The basis of the current passport crisis in the country is, however, not Covid-induced backlog or Ugandans’ procrastination, it is a stockout of passport booklets as a result of a provision in the agreement signed with the supplier.  

There is also a lucrative black market in which paying, or highly-connected individuals, are issued the travel document ahead of those following procedures. The other issue officials don’t want to talk about, is the failure to plan for emergency situations. 

As a country, we knew about the planned migration from machine-readable passports to biometric ones – the East African electronic passports (e-Passport) in 2018. Unfortunately, for unclear reasons, the people at the Immigration Directorate did not take these things seriously. Even the Covid-induced backlog itself, was obvious.

People just did not plan ahead. This laissez faire approach to public affairs must stop. Those in charge of passports must up their game. These inadequacies have created the current crisis. The country is losing billions of shillings at a time when the economy is struggling to recover.

Ugandans, especially those seeking jobs and education abroad, are now stuck because government took their money and cannot give them the service. The phasing out of the old passports without reliable systems for biometric passports has also made matters worse.  

Disappointingly, instead of accepting responsibility and looking for solutions, they are busy trying to shift the blame.
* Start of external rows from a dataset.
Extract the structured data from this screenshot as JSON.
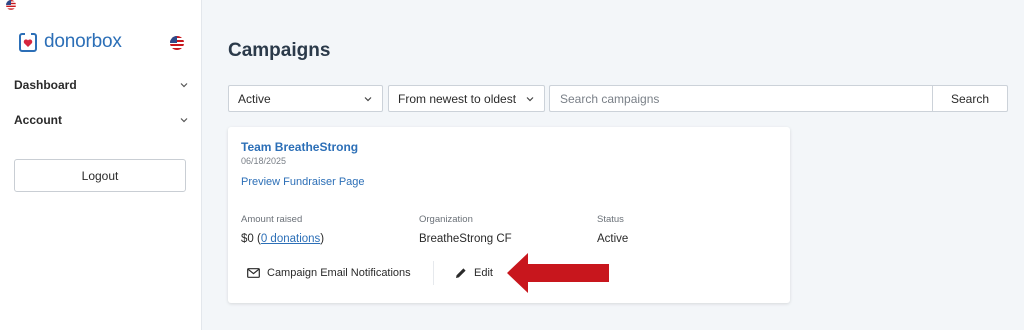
{
  "sidebar": {
    "brand": "donorbox",
    "nav": [
      {
        "label": "Dashboard"
      },
      {
        "label": "Account"
      }
    ],
    "logout_label": "Logout"
  },
  "main": {
    "title": "Campaigns",
    "filters": {
      "status_value": "Active",
      "sort_value": "From newest to oldest"
    },
    "search": {
      "placeholder": "Search campaigns",
      "button_label": "Search"
    }
  },
  "campaign": {
    "name": "Team BreatheStrong",
    "date": "06/18/2025",
    "preview_label": "Preview Fundraiser Page",
    "stats": {
      "amount_label": "Amount raised",
      "amount_value": "$0",
      "amount_open": " (",
      "donations_link": "0 donations",
      "amount_close": ")",
      "org_label": "Organization",
      "org_value": "BreatheStrong CF",
      "status_label": "Status",
      "status_value": "Active"
    },
    "actions": {
      "email_label": "Campaign Email Notifications",
      "edit_label": "Edit"
    }
  },
  "colors": {
    "brand_blue": "#2c6fb7",
    "annotation_arrow": "#c8161d",
    "page_bg": "#f3f6f9"
  },
  "icons": [
    "us-flag-icon",
    "donorbox-logo-icon",
    "chevron-down-icon",
    "mail-icon",
    "pencil-icon",
    "arrow-annotation"
  ]
}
The board must rein in this situation. 

We, therefore, call upon the Inspector General of Government (IGG) to investigate the reports of corruption at the passport office as a matter of urgency. Regrettably, the lawmakers on Internal Affairs Committee equally slept on the job. They should wake up and look into this passport crisis, the inefficiencies, the shortage of booklets and the gaps in the contract immigration officials signed with the supplier.

To facilitate externalisation of labour, a sector that contributes about 10 percent to GDP annually, authorities at Immigration should consider separating job seekers from the general public. The online appointment bookings must be respected and only seekers with text message summoning them should be allowed at the collection centre in Kyambogo. 

There must be a deliberate clean-up to weed out the corrupt and middlemen from the system. These and other well-planned reforms will help change things and leverage the use of technology in a bigger and smatter way to speed up application and delivery of passports.